# Disparate Impact
Disparate Impact is a fairness metric that measures the ratio of favorable outcomes between unprivileged and privileged groups. It helps identify if a model or decision-making process disproportionately affects different demographic groups.

A value of 1.0 indicates perfect fairness (equal treatment), while values below 1.0 suggest the privileged group receives more favorable outcomes. Values above 1.0 indicate the unprivileged group receives more favorable outcomes.

Below is a table to interpret the results:

| DI Value      | Interpretation                                    | Group Benefiting                      |
| ------------- | ------------------------------------------------ | ------------------------------------- |
| 1.0           | Perfect fairness (equal treatment)               | Neither (equal outcomes)              |
| 0.8 to 1.0    | Minimal disparity                               | Privileged group benefits slightly    |
| 1.0 to 1.2    | Minimal disparity                               | Unprivileged group benefits slightly  |
| 0.6 to 0.8    | Moderate disparity                              | Privileged group benefits             |
| 1.2 to 1.4    | Moderate disparity                              | Unprivileged group benefits           |
| < 0.6         | Significant disparity                           | Privileged group benefits strongly    |
| > 1.4         | Significant disparity                           | Unprivileged group benefits strongly  |

In legal contexts, a Disparate Impact value below 0.8 (or 80%) is often considered evidence of discriminatory impact.

In [None]:
import sys
import os

# Aggiunge la directory principale del progetto al PYTHONPATH
sys.path.append(os.path.abspath(os.path.join('..')))

In [None]:
import fairlib as fl
import matplotlib.pyplot as plt

## Import or dataset creation.
To use metrics, simply use an “enhanced” DataFrame (pandas library). It is possible to create it from the library.
This DataFrame is completely identical to a standard one with some extra functionality.

In [None]:
df = fl.DataFrame({
    "name":     ["Alice", "Bob", "Carla", "Davide", "Elena", "Francesco", "Giorgia", "Hanna", "Luca", "Maria"],
    "age":      [25, 32, 45, 29, 34, 38, 27, 50, 31, 44],
    "sex":      ["F", "M", "F", "M", "F", "M", "F", "F", "M", "F"],
    "income":   [40000, 38000, 43400, 43000, 48000, 49000, 42000, 41000, 47000, 40000]
})

We go on to define which columns we consider sensitive and the “target” column then the one we would like to predict

In [None]:
df.sensitive = {"age", "sex"}
df.targets = {"income"}

In order to invoke the DI on our dataset we need to do some preprocessing, so let's go and change the column values based on binary values.

In [None]:
df.discretize(
    ("male", df.sex == 'M'),
    age=("age<38", lambda age: age < 38),
    income=("income>45k", lambda income: income > 45000),
    in_place=True,
)

Once this is done we can call the statistical parity difference directly on the dataframe.

In [None]:
spd = df.disparate_impact()

print(spd)

## Interpretation of the results

As we can see there is a clear disparity for gender.
And a slight disparity for age.

This means that female subjects in the previous dataset are much less likely to have an income higher than 45000

In [None]:
labels = list(spd[{'income>45k': True}].keys())
values = list(spd[{'income>45k': True}].values())

In [None]:
labels = [f"{item1}, {item2}" for item1, item2 in labels]

In [None]:
fig, ax = plt.subplots(figsize=(8, 6))

# Linea di riferimento per Disparate Impact ideale
ax.axhline(y=1.0, color='green', linestyle='--', label="Perfect Fairness (1.0)")

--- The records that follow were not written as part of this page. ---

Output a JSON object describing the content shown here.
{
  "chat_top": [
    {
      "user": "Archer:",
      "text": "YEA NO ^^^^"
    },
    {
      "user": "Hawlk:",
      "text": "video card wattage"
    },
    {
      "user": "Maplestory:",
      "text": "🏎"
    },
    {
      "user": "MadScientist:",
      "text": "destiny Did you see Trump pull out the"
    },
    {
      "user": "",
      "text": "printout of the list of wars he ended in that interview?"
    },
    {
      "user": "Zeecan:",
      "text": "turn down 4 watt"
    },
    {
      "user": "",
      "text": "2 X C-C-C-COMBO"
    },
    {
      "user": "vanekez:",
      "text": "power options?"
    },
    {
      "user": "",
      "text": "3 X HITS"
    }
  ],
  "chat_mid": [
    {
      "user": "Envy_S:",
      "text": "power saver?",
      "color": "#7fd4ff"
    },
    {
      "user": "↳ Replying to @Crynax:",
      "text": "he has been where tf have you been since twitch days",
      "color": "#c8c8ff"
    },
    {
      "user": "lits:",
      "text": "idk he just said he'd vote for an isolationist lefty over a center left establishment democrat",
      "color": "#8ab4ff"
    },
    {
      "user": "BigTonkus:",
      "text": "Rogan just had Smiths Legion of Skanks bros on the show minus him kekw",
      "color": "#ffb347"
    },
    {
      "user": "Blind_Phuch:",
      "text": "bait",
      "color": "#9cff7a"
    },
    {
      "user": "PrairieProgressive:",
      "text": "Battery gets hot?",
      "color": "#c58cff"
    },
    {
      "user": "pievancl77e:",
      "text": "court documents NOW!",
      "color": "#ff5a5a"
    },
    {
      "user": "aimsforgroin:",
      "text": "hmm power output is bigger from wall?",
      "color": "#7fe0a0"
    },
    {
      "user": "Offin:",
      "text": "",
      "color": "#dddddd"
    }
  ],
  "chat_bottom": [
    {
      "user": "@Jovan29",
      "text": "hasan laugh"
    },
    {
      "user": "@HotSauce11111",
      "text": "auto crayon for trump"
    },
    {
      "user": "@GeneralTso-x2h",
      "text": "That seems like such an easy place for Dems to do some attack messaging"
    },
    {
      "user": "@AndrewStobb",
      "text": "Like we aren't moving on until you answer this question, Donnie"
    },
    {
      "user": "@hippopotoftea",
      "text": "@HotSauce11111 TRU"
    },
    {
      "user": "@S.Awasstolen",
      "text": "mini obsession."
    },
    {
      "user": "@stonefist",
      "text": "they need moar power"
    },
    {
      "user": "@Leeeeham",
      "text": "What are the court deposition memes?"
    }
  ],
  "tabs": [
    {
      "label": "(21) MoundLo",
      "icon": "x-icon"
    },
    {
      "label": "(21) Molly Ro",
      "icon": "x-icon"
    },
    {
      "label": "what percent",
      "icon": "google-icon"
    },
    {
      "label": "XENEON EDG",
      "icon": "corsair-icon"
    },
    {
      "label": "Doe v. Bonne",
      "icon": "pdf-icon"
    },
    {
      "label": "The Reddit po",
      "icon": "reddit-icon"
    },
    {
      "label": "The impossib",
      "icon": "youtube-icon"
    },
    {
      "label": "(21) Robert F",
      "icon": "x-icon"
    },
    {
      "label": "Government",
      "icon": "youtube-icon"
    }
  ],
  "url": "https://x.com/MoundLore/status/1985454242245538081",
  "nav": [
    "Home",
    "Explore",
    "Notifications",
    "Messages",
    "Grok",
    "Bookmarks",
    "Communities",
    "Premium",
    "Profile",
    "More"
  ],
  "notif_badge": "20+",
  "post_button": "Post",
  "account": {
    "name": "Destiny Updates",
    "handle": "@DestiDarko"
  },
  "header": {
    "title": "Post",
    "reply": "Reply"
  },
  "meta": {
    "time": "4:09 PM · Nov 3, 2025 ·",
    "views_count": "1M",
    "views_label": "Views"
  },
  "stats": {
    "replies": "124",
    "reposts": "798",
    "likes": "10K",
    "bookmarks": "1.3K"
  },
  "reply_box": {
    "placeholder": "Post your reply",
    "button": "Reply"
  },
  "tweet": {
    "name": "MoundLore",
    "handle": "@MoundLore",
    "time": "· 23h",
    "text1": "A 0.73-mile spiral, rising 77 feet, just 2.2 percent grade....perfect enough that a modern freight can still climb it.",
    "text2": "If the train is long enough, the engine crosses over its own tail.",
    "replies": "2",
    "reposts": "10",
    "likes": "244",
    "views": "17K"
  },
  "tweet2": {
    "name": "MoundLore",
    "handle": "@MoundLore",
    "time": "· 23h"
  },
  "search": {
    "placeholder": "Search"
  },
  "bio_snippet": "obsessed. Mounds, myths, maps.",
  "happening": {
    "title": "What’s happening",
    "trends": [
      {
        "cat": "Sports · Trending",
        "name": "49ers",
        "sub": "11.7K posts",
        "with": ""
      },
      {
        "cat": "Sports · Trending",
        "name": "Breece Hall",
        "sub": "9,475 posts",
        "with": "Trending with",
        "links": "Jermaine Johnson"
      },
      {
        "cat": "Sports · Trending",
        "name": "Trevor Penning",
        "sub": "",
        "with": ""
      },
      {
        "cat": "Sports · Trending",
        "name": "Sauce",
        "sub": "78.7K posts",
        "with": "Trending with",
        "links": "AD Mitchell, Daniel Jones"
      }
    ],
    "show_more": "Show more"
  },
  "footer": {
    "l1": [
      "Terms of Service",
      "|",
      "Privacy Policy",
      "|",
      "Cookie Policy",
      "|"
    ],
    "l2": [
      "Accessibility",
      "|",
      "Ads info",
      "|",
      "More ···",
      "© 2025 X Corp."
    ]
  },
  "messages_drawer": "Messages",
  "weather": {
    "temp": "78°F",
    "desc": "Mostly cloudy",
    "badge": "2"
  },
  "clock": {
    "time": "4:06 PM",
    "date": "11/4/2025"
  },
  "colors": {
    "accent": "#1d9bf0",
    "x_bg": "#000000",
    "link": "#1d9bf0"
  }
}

# Soglie della regola dell'80%
ax.axhline(y=0.8, color='orange', linestyle=':', label="Acceptable Lower Bound (0.8)")
ax.axhline(y=1.25, color='orange', linestyle=':', label="Acceptable Upper Bound (1.25)")

# Linee per disparità significativa
ax.axhline(y=0.6, color='red', linestyle='-', label="Significant Disparity (<0.8 or >1.25)")
ax.axhline(y=1.5, color='red', linestyle='-')

# Barre dei modelli
ax.bar(labels, values, color='purple')

ax.set_title("Disparate Impact (DI) for 'Income'")
ax.set_ylabel("DI Value")
ax.set_ylim([0, 2])
ax.set_xticks(range(len(labels)))
ax.set_xticklabels(labels)

ax.legend()
plt.show()